Neil Young saw the epochal photos in Life Magazine, and according to band-mate Graham Nash, walked into the woods with his guitar and returned in an hour with the song, “Ohio”.
What if you knew her and found her dead on the ground?
A memorial of sorts must have bubbled up in my early-morning procrastination routine and I reeled into the Youtube performance and from there into the archival photos and commentary on Kent State University’s website. Wary of uncritical internet consumption, I thought at least the official university source would be reliable for a little historical self-education. But truthfully, a simple Google search brings the same photos to one’s desktop from all corners. Photos that command one’s attention from across decades, autonomous truths despite complicated and murky backstories.

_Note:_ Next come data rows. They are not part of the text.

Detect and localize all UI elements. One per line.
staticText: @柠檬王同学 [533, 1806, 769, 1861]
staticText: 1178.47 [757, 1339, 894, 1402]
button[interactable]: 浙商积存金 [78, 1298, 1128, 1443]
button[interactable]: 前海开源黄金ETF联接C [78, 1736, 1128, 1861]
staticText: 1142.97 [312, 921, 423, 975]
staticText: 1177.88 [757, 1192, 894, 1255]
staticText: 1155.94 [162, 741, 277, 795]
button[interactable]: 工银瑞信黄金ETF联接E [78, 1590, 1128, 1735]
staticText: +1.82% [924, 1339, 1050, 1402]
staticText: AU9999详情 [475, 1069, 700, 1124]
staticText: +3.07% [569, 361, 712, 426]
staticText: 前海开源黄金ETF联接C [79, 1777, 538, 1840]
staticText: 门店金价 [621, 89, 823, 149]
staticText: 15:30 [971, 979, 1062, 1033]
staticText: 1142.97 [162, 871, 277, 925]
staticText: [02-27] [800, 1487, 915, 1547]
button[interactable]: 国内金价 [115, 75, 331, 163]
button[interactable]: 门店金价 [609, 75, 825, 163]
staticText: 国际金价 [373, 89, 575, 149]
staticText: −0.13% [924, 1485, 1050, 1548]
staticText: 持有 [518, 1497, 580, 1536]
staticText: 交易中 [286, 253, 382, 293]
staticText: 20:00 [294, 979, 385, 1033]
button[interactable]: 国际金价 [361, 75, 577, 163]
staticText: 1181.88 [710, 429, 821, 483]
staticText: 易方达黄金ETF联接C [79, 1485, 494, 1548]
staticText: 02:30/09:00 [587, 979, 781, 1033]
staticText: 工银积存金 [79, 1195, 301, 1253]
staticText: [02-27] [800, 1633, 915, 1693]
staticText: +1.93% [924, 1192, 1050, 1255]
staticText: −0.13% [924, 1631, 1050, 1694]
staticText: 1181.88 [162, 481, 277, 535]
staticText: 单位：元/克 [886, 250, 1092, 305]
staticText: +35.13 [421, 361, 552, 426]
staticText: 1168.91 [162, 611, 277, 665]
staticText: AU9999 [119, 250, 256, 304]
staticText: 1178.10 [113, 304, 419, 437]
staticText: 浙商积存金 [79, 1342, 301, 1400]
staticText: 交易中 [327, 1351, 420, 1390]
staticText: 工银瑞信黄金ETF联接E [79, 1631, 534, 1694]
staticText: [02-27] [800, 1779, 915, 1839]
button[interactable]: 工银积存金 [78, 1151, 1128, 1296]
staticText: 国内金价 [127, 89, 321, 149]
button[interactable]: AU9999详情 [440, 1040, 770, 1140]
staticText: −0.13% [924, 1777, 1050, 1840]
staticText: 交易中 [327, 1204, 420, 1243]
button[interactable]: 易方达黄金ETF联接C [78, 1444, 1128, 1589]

The photos show a Midwest spring. Oaks are early enough in their greening that they look bare in black and white. Other broadleaf trees are spare with the fuzz of pale young leaves and flowers. The dissonance of soldiers and guns. The students, fashionable for the time, are some in jackets and others in t-shirts and short sleeves, collectively living the Midwesterner’s daily spring quandary – to dress for the cool morning or the warm afternoon. And that sunlight. Harsh and bright. The trailing shadows, precise and dark. Light shining off the tear gas and smoke occluding the university buildings. May 4, 1970, was blue-sky cold that morning. You can tell.
I shut my office door to sit with the arresting familiarity. The University in May is the happiest place in the world, abuzz with soon-to-be and hopeful graduates taking their photos against iconic backdrops, soft grass, the flowers. The smell of a newly warm afternoon. I could walk out my door right now, into the sun, among it all. There but by the grace of God, it could’ve been my campus, my students (possessive pronoun chosen deliberately).
A few days earlier, a Texas family was shot over a baby trying to sleep.
And then a mall in Allen Texas, and then a bus stop in Brownsville. Horrific photos circulating on the internet. And the anger and weariness, and sadness. And the division. And the cynicism.
Earlier today, Steve Inskeep (on NPR’s Morning Edition) hosted a blandly nice discussion of what to do if you find yourself in a mass shooting.
Some naive part of me wants to believe that some one of these events will so shock the conscience that we’ll look back on it as a historic turning point. Not even so much for specific policy (although that would be welcome), but for simple introspection to spark imagination for what loving one’s neighbor means in practice. I wanted it for Sandy Hook, for Uvalde, for January 6, for the Pulse Nightclub, for other events that are known widely by a short-hand phrase. I expected it would be easier when depravity and misery coalesce around a discrete point in time.
But what when violence is slow-moving and cumulative and the people are a world away? Pakistan suffered catastrophic flooding last year, killing 1700 people and affecting millions – an ongoing humanitarian disaster. One hundred and thirty people died from flooding and landslides in Rwanda last week. Both events were linked to the climate crisis. Did news of it even emerge before the news cycle rolled on?
I understand the impulse to walk off into the woods. Is it too late to emerge with bracing clarity – to wrench meaning from chaos? The lyrics to “Ohio” are ten-lines spare but Neil asks twice: “How can you run when you know?”
It’s haunting me this week, and challenging my faith.
“How can you run when you know?” is a fabulous line.
I’ll offer another one, “Where your treasure is there will your heart be also.”
Thank your for this heartbreaking piece this morning. Keep coming out of the woods … a fine call to action.
Thank you, Tim. Your empathy arrived here. Time after time I feel myself reading your work on two uncommon levels: one through your writing’s transparency that allows the subject and its impact to become alive; two, your writing itself: its musicality and subtlety of tonal shifts and seamless timing of shifts.
Kent State never left me. It has been why I try.
And your last three words are for me the most important words read in all my time with The Journal.
Thank you–and ohhhh yes, students in May bring living alive.
Excellent, and keep it up, the hard writing. I have come to depend on you.